Crude Oil WTI Futures for December delivery fell 0.8% to $66.77 per barrel by 12:13 AM ET (04:13 GMT) on the New York Mercantile Exchange. Brent Oil Futures for December delivery traded 0.6% lower to $76.47 a barrel on London’s Intercontinental Exchange
Citing people with knowledge of the matter, Bloomberg reported that China National Petroleum Corp and Sinopec have been told to avoid buying Iranian oil, although the freeze on imports are expected to be only temporary, the people added.
U.S. sanctions against Iran is scheduled to take effect from Nov. 4 and earlier reports suggested that Washington is seeking to eventually reduce Iran’s exports sales to zero and isolate the Islamic Republic.
In other news, oil prices received some support earlier in the day after OPEC signaled on Thursday it may have to return to production cuts as global inventories begin climbing, a move that may further sour its relations with U.S. President Donald Trump.

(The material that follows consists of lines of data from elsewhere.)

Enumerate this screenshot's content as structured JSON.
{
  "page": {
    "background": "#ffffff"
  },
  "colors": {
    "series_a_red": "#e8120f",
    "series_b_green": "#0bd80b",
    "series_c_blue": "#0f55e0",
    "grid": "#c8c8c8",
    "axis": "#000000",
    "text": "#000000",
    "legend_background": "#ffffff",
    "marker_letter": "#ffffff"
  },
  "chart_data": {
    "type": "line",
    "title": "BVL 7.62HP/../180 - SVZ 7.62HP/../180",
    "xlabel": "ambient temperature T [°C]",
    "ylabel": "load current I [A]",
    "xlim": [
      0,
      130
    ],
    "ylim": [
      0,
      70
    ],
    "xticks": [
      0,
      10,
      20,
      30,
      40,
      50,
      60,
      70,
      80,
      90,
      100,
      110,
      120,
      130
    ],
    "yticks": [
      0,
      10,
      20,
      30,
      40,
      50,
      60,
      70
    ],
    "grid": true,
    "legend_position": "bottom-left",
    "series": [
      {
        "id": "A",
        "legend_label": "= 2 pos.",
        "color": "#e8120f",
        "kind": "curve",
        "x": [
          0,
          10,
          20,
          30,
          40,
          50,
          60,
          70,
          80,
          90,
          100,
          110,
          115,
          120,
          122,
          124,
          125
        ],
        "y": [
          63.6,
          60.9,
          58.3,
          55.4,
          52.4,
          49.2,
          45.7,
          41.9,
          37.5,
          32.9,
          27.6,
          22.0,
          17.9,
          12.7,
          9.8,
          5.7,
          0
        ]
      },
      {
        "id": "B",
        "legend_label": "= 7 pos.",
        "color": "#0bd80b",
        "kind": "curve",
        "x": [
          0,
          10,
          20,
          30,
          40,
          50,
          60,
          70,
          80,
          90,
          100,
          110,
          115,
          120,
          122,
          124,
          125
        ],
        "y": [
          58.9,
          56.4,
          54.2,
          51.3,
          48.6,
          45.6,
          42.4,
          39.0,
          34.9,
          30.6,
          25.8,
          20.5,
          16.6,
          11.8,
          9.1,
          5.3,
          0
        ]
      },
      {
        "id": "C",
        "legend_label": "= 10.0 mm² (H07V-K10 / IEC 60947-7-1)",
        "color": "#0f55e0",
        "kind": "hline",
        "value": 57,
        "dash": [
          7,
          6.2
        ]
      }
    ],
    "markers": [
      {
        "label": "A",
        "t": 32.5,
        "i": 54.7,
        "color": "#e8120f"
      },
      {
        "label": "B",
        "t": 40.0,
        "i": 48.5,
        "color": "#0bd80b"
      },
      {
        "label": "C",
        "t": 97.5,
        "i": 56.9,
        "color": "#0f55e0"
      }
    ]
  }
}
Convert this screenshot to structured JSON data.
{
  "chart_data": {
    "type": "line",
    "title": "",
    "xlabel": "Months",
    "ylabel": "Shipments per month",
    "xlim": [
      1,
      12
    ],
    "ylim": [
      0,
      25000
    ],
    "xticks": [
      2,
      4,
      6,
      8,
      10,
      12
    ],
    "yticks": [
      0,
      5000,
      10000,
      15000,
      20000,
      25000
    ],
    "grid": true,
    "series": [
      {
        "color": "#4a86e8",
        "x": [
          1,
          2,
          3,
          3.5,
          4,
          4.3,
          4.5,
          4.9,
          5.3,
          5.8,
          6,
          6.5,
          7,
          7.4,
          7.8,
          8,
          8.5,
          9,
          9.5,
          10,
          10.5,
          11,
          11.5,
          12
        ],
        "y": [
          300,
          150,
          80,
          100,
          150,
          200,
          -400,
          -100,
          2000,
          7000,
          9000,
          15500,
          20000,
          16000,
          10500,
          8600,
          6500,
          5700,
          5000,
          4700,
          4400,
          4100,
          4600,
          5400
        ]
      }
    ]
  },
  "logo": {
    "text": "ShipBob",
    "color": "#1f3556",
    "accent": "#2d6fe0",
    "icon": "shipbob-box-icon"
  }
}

Saudi OPEC governor Adeeb Al-Aama told Reuters the oil market could be shifting towards oversupply due to a typical rise in inventories and slowing in demand in the fourth quarter.
"The market in the fourth quarter could be shifting toward an oversupply situation as evidenced by rising inventories over the past few weeks," Adeeb Al-Aama told Reuters.
Aama’s stance suggested a rethink in Saudi production strategy after Falih said earlier this week that the kingdom will pump as much crude as necessary to ensure minimum disruption to global supplies from U.S. sanctions on Iranian oil exports.